Стыдно это, не по-людски, питаться лучше других.

И, собственно говоря, что такое — жить по-людски? Это ведь значит — как все люди жить, как соседи, к примеру. Начальство не в счет, это другие люди, вернее, это не люди даже, а — начальство. А люди — это те, кто не начальство, кто обычные. Вот и живи по-людски, стой честно, как все, в очереди за трескою деревянной и колбасою сыро-картонной.

Тогда ты — человек, как все люди.

13

И треска в семидесятом, деревянная на вкус, с выкачанным из нее рыбьим жиром, была, как говорила бабушка, «на драку-собаку». (Зато рыбьего жира, что правда, то правда, в аптеках было — залейся, и мы с Катей очень любили есть его с черным хлебом и солью, а стоил он почти как постное масло и потому всегда был у нас в ходу).
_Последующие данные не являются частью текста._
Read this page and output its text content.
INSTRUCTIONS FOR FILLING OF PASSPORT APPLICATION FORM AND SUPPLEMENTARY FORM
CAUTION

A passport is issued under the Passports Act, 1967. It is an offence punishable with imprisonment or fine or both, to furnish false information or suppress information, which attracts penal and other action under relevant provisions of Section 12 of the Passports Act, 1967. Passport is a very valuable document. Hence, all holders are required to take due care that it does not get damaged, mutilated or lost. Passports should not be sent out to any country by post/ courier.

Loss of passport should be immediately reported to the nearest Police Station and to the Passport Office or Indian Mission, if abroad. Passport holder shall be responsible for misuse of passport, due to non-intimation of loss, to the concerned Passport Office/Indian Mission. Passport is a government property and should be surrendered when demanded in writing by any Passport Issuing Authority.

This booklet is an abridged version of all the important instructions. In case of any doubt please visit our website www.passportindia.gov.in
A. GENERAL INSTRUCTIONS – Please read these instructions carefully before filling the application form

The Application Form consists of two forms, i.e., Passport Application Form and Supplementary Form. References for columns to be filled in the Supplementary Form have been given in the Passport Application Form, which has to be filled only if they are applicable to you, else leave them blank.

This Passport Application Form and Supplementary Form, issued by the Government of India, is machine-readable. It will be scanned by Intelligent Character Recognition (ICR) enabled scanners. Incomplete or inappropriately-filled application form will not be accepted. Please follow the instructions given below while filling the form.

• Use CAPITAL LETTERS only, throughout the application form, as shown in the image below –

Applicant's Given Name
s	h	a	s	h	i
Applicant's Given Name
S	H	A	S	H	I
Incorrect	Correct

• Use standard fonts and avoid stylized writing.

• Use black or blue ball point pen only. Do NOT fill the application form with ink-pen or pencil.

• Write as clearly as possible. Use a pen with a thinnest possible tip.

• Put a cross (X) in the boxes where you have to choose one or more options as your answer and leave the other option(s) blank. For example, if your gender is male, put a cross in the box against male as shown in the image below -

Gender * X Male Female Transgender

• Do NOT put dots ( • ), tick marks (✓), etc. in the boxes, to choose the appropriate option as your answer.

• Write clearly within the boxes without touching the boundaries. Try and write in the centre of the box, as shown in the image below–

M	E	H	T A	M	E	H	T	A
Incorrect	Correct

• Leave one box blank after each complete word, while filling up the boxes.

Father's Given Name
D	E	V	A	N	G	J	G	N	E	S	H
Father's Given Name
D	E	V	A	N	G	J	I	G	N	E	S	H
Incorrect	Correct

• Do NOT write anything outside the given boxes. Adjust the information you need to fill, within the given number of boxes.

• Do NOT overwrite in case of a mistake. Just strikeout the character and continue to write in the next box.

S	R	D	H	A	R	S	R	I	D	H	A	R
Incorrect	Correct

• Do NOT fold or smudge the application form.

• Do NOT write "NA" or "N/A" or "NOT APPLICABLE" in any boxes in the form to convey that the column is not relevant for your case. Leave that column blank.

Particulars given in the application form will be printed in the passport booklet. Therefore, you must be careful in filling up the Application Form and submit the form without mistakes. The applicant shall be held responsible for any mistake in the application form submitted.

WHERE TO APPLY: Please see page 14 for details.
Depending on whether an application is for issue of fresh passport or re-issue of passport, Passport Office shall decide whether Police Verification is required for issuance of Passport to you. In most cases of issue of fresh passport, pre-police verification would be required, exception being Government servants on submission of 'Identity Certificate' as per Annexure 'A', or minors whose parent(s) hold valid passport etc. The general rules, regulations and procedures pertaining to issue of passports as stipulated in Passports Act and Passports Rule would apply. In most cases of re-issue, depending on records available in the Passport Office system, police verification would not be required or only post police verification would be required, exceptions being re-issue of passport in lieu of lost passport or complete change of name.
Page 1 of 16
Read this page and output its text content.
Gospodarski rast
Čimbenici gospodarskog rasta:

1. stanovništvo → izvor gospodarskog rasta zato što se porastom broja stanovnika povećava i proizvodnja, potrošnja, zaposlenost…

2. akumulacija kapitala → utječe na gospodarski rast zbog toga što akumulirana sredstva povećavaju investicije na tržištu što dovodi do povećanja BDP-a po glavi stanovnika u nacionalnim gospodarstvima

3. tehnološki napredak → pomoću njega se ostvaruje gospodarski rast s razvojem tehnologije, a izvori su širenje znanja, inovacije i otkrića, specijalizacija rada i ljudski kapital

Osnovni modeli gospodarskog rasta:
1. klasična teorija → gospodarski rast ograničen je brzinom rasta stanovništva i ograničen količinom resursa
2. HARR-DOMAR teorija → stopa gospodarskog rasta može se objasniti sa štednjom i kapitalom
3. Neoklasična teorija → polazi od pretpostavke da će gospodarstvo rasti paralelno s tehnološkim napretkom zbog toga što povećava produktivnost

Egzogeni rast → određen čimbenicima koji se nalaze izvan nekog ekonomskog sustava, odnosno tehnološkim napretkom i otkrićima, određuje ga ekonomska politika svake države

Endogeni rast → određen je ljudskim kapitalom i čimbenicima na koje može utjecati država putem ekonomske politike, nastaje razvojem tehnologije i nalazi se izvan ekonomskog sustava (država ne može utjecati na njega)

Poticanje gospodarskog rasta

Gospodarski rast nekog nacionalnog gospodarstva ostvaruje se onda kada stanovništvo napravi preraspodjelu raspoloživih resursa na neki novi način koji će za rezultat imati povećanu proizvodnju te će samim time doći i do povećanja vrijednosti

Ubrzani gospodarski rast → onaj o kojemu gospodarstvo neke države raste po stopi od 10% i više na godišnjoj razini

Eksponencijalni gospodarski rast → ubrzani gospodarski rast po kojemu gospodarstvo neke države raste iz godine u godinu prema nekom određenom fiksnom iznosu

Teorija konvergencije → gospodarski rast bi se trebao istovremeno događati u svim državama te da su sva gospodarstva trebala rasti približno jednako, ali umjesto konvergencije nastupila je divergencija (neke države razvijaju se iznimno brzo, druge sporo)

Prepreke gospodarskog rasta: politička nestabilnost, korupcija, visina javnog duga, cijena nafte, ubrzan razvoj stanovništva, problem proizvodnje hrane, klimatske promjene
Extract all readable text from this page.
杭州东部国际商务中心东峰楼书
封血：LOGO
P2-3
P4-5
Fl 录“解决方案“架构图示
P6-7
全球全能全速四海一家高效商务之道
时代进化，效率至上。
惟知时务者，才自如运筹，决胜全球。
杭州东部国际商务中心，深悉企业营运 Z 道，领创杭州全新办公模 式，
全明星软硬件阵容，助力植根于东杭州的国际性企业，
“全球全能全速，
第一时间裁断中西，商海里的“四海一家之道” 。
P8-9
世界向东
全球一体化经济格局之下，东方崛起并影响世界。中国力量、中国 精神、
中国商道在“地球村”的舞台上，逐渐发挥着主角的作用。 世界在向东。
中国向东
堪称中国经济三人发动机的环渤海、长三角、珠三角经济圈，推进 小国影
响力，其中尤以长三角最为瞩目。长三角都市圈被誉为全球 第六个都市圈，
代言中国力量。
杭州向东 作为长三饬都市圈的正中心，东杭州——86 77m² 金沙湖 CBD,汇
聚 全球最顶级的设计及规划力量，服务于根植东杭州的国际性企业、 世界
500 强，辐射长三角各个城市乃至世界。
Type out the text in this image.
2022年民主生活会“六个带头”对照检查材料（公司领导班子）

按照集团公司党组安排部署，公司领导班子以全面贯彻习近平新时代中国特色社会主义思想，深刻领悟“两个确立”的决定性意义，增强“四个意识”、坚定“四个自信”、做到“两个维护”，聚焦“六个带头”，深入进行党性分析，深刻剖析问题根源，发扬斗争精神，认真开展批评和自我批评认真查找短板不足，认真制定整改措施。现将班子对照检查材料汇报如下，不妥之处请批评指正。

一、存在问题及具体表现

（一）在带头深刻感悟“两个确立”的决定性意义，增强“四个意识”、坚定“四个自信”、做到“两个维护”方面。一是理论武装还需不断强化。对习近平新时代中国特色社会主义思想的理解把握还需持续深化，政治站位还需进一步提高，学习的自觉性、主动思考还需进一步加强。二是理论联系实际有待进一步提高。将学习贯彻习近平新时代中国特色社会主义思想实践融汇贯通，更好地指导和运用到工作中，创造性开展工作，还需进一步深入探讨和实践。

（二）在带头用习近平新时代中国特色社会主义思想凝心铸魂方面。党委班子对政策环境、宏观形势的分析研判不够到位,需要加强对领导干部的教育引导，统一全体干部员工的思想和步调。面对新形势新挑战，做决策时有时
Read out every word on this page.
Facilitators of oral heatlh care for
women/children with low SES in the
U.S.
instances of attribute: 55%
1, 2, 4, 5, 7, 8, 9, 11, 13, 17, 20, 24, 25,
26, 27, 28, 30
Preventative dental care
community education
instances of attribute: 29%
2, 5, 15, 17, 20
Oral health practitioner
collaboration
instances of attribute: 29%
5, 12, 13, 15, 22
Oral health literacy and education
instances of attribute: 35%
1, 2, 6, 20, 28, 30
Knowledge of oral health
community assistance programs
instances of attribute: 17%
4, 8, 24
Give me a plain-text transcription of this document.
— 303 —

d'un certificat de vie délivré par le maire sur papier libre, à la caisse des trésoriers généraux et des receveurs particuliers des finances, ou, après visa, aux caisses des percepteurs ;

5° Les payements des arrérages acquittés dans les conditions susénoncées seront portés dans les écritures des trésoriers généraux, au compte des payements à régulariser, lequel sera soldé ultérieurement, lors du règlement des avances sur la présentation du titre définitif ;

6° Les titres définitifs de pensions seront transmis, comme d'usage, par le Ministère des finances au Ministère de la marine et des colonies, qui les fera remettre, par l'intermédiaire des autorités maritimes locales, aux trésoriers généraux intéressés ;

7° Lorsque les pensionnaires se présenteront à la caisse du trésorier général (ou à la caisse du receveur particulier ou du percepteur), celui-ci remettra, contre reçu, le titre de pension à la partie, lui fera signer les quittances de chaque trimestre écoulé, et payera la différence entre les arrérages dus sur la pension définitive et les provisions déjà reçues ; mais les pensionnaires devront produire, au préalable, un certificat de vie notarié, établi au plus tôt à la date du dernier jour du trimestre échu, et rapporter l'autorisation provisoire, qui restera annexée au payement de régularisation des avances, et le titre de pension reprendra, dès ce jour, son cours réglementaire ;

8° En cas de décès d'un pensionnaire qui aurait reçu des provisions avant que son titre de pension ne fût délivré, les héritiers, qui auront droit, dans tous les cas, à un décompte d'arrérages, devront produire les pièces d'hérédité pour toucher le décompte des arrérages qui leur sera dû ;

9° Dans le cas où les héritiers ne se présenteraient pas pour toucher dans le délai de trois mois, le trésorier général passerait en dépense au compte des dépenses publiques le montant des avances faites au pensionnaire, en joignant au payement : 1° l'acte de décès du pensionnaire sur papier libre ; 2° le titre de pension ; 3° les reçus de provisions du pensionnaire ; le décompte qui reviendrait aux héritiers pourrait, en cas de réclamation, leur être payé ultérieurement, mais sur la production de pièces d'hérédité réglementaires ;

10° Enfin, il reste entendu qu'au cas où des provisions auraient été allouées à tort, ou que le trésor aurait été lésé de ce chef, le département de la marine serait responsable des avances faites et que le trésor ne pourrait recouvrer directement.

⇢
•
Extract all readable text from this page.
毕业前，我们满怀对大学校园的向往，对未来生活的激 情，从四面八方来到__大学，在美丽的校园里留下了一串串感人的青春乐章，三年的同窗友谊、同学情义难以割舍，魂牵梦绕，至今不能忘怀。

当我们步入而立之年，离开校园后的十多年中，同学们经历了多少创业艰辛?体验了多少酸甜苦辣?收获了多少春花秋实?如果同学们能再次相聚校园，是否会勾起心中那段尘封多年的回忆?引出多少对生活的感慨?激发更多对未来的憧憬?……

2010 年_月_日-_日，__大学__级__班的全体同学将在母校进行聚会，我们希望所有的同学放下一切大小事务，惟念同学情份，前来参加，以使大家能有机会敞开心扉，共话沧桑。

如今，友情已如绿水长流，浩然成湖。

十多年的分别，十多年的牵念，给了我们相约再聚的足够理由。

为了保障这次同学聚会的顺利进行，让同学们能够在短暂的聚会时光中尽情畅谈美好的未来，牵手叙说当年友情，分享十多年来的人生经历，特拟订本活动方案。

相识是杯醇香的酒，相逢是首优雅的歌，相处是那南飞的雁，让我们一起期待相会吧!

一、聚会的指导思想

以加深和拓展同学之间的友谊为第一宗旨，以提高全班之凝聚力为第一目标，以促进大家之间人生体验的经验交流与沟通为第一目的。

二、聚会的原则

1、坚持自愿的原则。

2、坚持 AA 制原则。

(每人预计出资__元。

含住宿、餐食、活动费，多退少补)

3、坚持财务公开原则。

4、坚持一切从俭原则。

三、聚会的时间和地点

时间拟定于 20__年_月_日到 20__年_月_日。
«На драку-собаку»… Бабушка хорошо помнила те времена, когда из-за дохлых собак дрались до смертоубийства. И в начале двадцатых дрались, и страшной зимой сорок первого — сорок второго, когда на нашей Курлы-Мурлы, вон в том двухэтажном бревенчатом доме на шесть семей, где живет вреднющая девчонка Маруська Ржанкина, многодетная солдатка сварила суп из младшенького ребеночка и накормила им остальных детей… Соседи почуяли мясной дух, догадались, что к чему, сообщили куда следует. Обезумевшую женщину расстреляли прямо тут же, во дворе, и бросили. Только приказали коротко соседям: «Хороните!» А детей увезли куда-то в далекий детдом, «к татарам», как промеж собой люди говорили.

«Нелюди партейные!» — вырывалось у бабушки, когда она вспоминала тот случай.

Я не мог взять в толк, причем тут какие-то «партейные» или нелюди, ведь папа говорил, что голод был из-за того, что на нас напали немцы. Да и, в общем, никакого особого не было голода-то, всем выдавали хлеб за работу. Так папа говорил. Его на войне вообще пельменями кормили в офицерской столовой на аэродроме…

Мы с другими мальчишками любили петь-распевать невесть откуда взявшуюся песенку про войну и сухари:

— Мы едем, едем, едем, сухарики грызем, границу переедем, всех немцев перебьем. Немецкую царицу посадим в рукавицу, немецкого царя — сгрызем, как сухаря!

А бабушка рассказывала жуткие истории. Про то, как одна солдатка в лютый мороз пошла ночью с грудным младенцем к сельским «куркулям», картошки себе выменять, напали на них волки, и она легла в снег, грудью на ребеночка. Ее загрызли насмерть, а малютка вроде бы жив остался: подоспели другие городские ходоки…

Бабушка тоже ходила по деревням ночью, обычно — «артельно», с женщинами да стариками. Рассказывала, как, «бывалоча», на обратном пути, когда уже с картошкой шли впотьмах, при луне да звездах, «старшой» ихний — хромоногий старик — вдруг ускорял свой скачущий бег, и все разом умолкали, гнали и гнали саночки, скорей-скорей, только бы миновать эту страшную рощицу в низине…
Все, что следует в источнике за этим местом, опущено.